Dans le cas contraire, un identificateur de langue qui vérifie la langue
pratiquée bloque toutes interactions et affiche un message stipulant
que les conversations doivent se faire dans la langue cible.
- Aide à la traduction : Sur chacune
des pages HTML (Alt+click) ainsi que via la barre d'outils située
entre les scènes 3D et le chat, les utilisateurs peuvent avoir
recours à une traduction en contexte du mot qu'ils ont sélectionné.
L'outil de traduction (xelda)
se sert de la phrase dans laquelle est présente le mot à
traduire pour en déduire l'entrée probable du dictionnaire
correspondante à la bonne traduction (verbe/nom/adverbe/adjectif).
- Accès à l'information et gestion
de l'information : l'Internet permet
un accès massif à l'information pour gérer cet
accès et permettre une sélection pertinente de celle-ci,
les apprenants n'accèdent au web que via un méta-moteur
de recherche multi-lingue,
Askonce. Les résultats des recherches peuvent ensuite être
publié dans Knowledge
Pump, un outils de recommandation fonctionnant sur un principe de
souscription à un thème ou une communauté. Les
documents trouvés et considérés comme intéressants
par les utilisateurs sont regourpés par thème formant
ainsi naturellement des répertoires thématiques dont apprenants
et professeurs peuvent profiter pour faire leurs exposés ou leurs
cours.

Les outils linguistiques de Xerox sont intégrés à l'interface
de chat
JMF : Passons un peu à la technologie 3D utilisée pour votre
projet. Pourquoi avons vous choisi Blaxxun ?
TP : C'est
tout simple. Frédéric Le Diberder, consultant pour nous
en ce qui concerne la réalité virtuelle nous l'a recommandé
comme étant le meilleur compris entre un développement
simple et efficace au niveau du serveur et un moteur de rendu de grande
qualité. Nous nous sommes donc orienté sur ce choix et
d'autant que Blaxxun s'est montré plus qu'intéressé
par notre idée et nous a fournit licences et support gracieusement.
JMF : Le projet nécessite une forte intégration de vos technologies
linguistiques, les API de Blaxxun étaient-elles adaptées ?
TP : Oui et non !
Les APIs présentent au niveau des robots et du serveur lui-même,
nous ont effectivement permis d'intégrer nos technologies.
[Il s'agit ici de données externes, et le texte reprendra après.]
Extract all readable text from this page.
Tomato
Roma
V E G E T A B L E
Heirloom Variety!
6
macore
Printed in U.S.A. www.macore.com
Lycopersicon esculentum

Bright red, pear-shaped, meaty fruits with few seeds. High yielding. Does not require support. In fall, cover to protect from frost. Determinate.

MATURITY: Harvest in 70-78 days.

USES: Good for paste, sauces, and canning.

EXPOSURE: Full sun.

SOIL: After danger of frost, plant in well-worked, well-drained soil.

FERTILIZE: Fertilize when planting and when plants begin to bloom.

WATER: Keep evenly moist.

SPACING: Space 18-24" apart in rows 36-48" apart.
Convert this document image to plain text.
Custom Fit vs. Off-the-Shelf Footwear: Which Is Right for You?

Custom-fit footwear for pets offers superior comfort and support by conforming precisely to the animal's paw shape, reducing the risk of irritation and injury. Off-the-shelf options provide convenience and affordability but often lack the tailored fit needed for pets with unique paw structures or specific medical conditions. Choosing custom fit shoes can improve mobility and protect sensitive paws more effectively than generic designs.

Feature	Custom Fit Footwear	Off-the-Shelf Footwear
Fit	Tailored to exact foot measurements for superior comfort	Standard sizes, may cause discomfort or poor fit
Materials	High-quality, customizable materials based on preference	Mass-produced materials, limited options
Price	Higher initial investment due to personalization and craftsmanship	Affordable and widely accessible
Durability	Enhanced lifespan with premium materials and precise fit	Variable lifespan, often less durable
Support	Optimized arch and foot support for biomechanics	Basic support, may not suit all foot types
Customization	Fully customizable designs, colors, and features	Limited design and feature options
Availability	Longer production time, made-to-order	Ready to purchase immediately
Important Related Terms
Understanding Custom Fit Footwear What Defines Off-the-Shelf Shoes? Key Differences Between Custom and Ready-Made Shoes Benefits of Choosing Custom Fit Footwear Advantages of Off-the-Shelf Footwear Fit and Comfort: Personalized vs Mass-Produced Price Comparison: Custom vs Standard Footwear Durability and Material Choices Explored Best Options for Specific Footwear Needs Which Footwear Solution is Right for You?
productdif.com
Il nous a
malheureusement manqué une API au niveau du pluggin qui nous aurait permis
d'intégrer plus finement l'aide à la traduction (Alt-click sur
un mot fournit sa traduction en contexte dans toutes les pages html, ce n'est
pas le cas dans le chat : l'utilisateur est obligé de passer soit par
la commande " ?translate ", soit par la barre d'outil située
entre la scène 3D et le chat.
JMF : Quelles difficultés avez-vous rencontré dans le projet
?
TP : A posteriori,
tout s'est assez bien passé en ce qui concerne le développement
des cours, la partie difficile a été de faire collaborer et se
comprendre des personnes venant de divers horizons et avec des objectifs différents
(un chef de projet par ailleurs spécialiste de linguistique, un spécialiste
de la réalité virtuelle, deux professeurs de langue et un informaticien).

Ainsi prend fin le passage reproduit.